Normally, when I write these devotionals I follow a pretty standard format: I start with a personal story that makes some point; I reference how the particular psalm makes the same point, or the opposite point, or how my story is a parable for doctrines of the Psalm; I explain the content of the Psalm or verses of the Psalm; and I conclude with a line or two reference back to my story, now in the hope and truths of the Psalm’s teaching. If you look back over all these Songs of Prayer you will see a variation on the theme of that structure. Sometimes obviously, sometimes less so; often personal stories, occasionally borrowed stories; sometimes the parabolic connection is clear, sometimes I stretch the metaphors to the near-breaking point.

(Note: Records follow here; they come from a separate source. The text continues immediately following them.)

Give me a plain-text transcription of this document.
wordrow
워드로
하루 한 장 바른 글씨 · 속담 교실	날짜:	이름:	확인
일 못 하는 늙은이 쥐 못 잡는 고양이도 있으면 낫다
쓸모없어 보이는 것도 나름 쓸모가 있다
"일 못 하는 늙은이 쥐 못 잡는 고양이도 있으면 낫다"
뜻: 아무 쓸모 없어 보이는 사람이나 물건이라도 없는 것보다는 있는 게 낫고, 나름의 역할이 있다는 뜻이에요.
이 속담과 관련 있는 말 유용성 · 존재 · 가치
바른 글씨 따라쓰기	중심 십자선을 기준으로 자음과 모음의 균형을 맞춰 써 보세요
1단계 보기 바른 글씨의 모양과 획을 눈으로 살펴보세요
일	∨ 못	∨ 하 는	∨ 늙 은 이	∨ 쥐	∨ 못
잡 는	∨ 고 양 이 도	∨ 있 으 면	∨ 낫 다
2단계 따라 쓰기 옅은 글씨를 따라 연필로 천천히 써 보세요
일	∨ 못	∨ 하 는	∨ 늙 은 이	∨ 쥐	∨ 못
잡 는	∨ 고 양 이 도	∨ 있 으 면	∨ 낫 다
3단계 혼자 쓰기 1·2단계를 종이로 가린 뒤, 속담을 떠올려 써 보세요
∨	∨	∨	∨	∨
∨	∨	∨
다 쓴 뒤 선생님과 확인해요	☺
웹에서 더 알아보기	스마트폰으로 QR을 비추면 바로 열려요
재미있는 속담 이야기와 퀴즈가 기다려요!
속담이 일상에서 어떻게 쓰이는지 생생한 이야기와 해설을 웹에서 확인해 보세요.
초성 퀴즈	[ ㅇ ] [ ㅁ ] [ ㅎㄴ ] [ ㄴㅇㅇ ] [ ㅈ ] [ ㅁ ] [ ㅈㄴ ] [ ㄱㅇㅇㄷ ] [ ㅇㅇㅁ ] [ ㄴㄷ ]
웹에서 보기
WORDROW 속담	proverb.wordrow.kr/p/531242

But as I write for this week I just can’t do it. I read this Psalm and there is only one story that comes to mind; there is only one story in which the words of this psalm seem to fit; I cannot read this Psalm in any other light than that of the True and Better story of Jesus and the gospel of God’s redemption after our rebellion.

And it’s more than just that Jesus quotes this Psalm on the cross: at the last crying out, “Eloi, Eloi, lema sabachthani?” (which means ‘My God, my God, why have you forsaken me?’)” (Mt. 27:46; Mk. 15:34) But it is in the anxiety of the line “My God, I cry out by day, but you do not answer, by night but I find no rest.” read against the backdrop of Jesus in the garden at  Gethsemane asking that the cup be removed from him – and yet committing to the will of God his Father; against the anguish of that prayer such that “his sweet was like drops of blood falling to the ground.” (Lk.22:44) It’s in the scorning and mocking, the being despised and rejected (Mt. 27:29; Jn. 1:11); it’s in the way the people said, “He trusts in the Lord,” they say, “let the Lord rescue him. Let him deliver him, since he delights in him.”  and to Jesus they said, “He saved others but he can’t save himself! He’s the king of Israel! Let him come down now from the cross, and we will believe in him. He trusts in God. Let God rescue him now if he wants him, for he said, ‘I am the Son of God.’” (Mt. 27:42-43); it’s in the way water poured out of his side (“I am poured out like water”) (Jn. 19:34); it’s in the way Jesus was parched and thirsty as he hung on the cross (“My mouth is dried up like a potsherd, and my tongue sticks to the roof of my mouth”) (Jn. 19:28); it’s in the way his hands and feet were pierced (“they pierce my hands and my feet”) (Jn. 20:25; Mk. 15:24); the way his gaunt and naked body was on display for all to see (“All my bones are on display; people stare and gloat over me”); it is in the way the soldiers cast dice for his clothes and took them as their own (“They divide my clothes among them and cast lots for my garment.”) (Jn. 19:24; Lk. 23:34).

Whether David writes this Psalm entirely prophetically or if it is somehow based on his own experiences with the Holy Spirit working out a greater fulfillment in Jesus, scholars are divided. But my heart reads this as being about Jesus – I simply can’t see it any other way.

Tim Keller describes reading this Psalm like standing on Holy Ground.

That is an image I can see – nay, experience – as I read this Psalm. Whether for the first time – or the thousandth – every time… my heart comes back to Jesus; in life, but especially in his death on the cross “Christ sustained in body and soul the wrath of God against the sin of the whole human race. This he did in order that, by his suffering as the only atoning sacrifice, he might deliver us, body and soul, from eternal condemnation, and gain for us God’s grace, righteousness, and eternal life.” (Heidelberg Catechism, Q&A 37)

He cried “My God, my God, why have you forsaken me?” so that I call him, "My God."

Prayer
Holy Father, we stand on holy ground in your presence because of what Jesus suffered. Open the eyes of my heart to be captivated by his gospel; and let me live unafraid of life – or death – because of who I see in this song of prayer. Amen.